I did not think I was the first person to notice this, but I feel there should be a simple re pattern that matches only Unicode letters.

Rosuav · July 21, 2023, 5:41pm

Isn’t that \w ?

MRAB · July 21, 2023, 6:03pm

No, \w matches letters, digits and '_'.

fungi · July 21, 2023, 6:20pm

It’s become commonplace (but absolutely incorrect) to use the term
“unicode” to mean codepoints outside the ASCII set. While it’s
purely a guess, I suspect what they’re really looking for is a way
to exclusively match non-ASCII characters, they merely lack the
terminology to explain it accurately.

jwes44 · July 21, 2023, 6:32pm

In my case, I mean both ASCII and other Unicode letters, what non-programmers think of as the components of words in various languages.

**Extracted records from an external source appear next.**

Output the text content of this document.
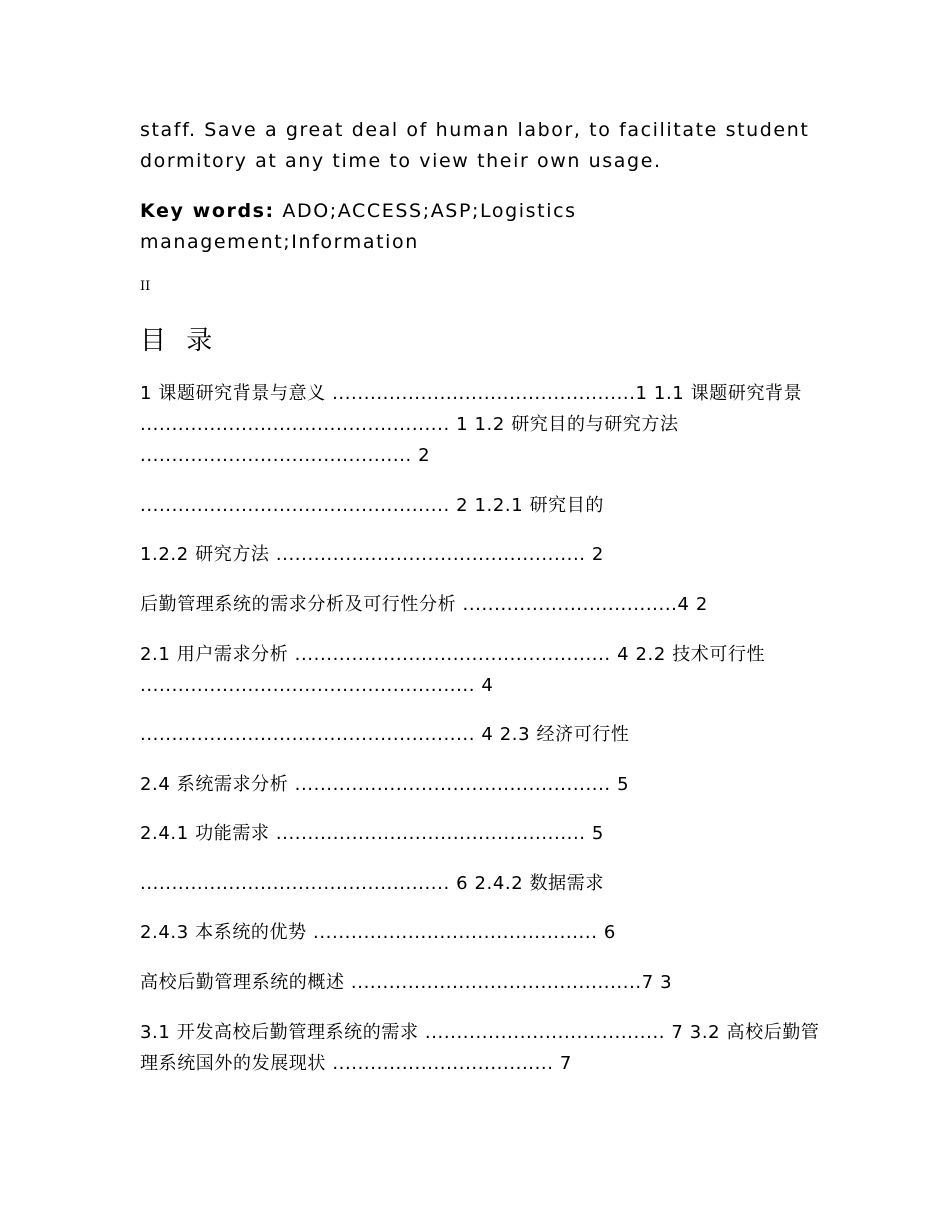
staff. Save a great deal of human labor, to facilitate student dormitory at any time to view their own usage.

Key words: ADO;ACCESS;ASP;Logistics management;Information

II
目 录

1 课题研究背景与意义 ................................................1 1.1 课题研究背景 ................................................. 1 1.2 研究目的与研究方法 ........................................... 2

................................................. 2 1.2.1 研究目的

1.2.2 研究方法 ................................................. 2

后勤管理系统的需求分析及可行性分析 ..................................4 2

2.1 用户需求分析 .................................................. 4 2.2 技术可行性 ..................................................... 4

..................................................... 4 2.3 经济可行性

2.4 系统需求分析 .................................................. 5

2.4.1 功能需求 ................................................. 5

................................................. 6 2.4.2 数据需求

2.4.3 本系统的优势 ............................................. 6

高校后勤管理系统的概述 ..............................................7 3

3.1 开发高校后勤管理系统的需求 ...................................... 7 3.2 高校后勤管理系统国外的发展现状 ................................... 7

fungi · July 21, 2023, 6:38pm

Got it, so you want a shortcut to match everything \w matches except
what \d matches and also not the underscore (_)? Are diacritics
letters, by your thinking? Or would you require strings to be
normalized first (and using which normalization)?

MRAB · July 21, 2023, 6:42pm

The regex module supports a wide range of Unicode properties. With it you can use match letters with \p{L} or \p{Letter} and “letter numbers” with \p{Nl} or \p{Letter Number}.

storchaka · July 21, 2023, 6:42pm

\w(?<![\d_]) matches letters, but not digits, nor an underscore.

MRAB · July 21, 2023, 6:57pm

Alternatively, [^\W\d_].

[\W\d_] matches anything that’s \W (neither letter, digit nor underscore) or \d or '_', leaving non-letters. Inverting that matches only letters.

Rosuav · July 21, 2023, 9:01pm

Oh, I see, you’re looking for all and only. Yeah, that would be a good feature but I guess that’s one for the “grab a more powerful one from PyPI” case.

Definitely an option, but now you can’t add anything else to the class without messy alternation. Good to keep in mind though.

jwes44 · July 22, 2023, 12:07am

As I said above, [^\W\d_] also matches “Letter Number” e.g. ᛮ (Runic Arlaug Symbol) and “Other Number” e.g. ৵ (Bengali Currency Numerator Two) or ³.

MRAB · July 22, 2023, 12:29am

Ah, OK, I missed that bit. I’d just use the regex module.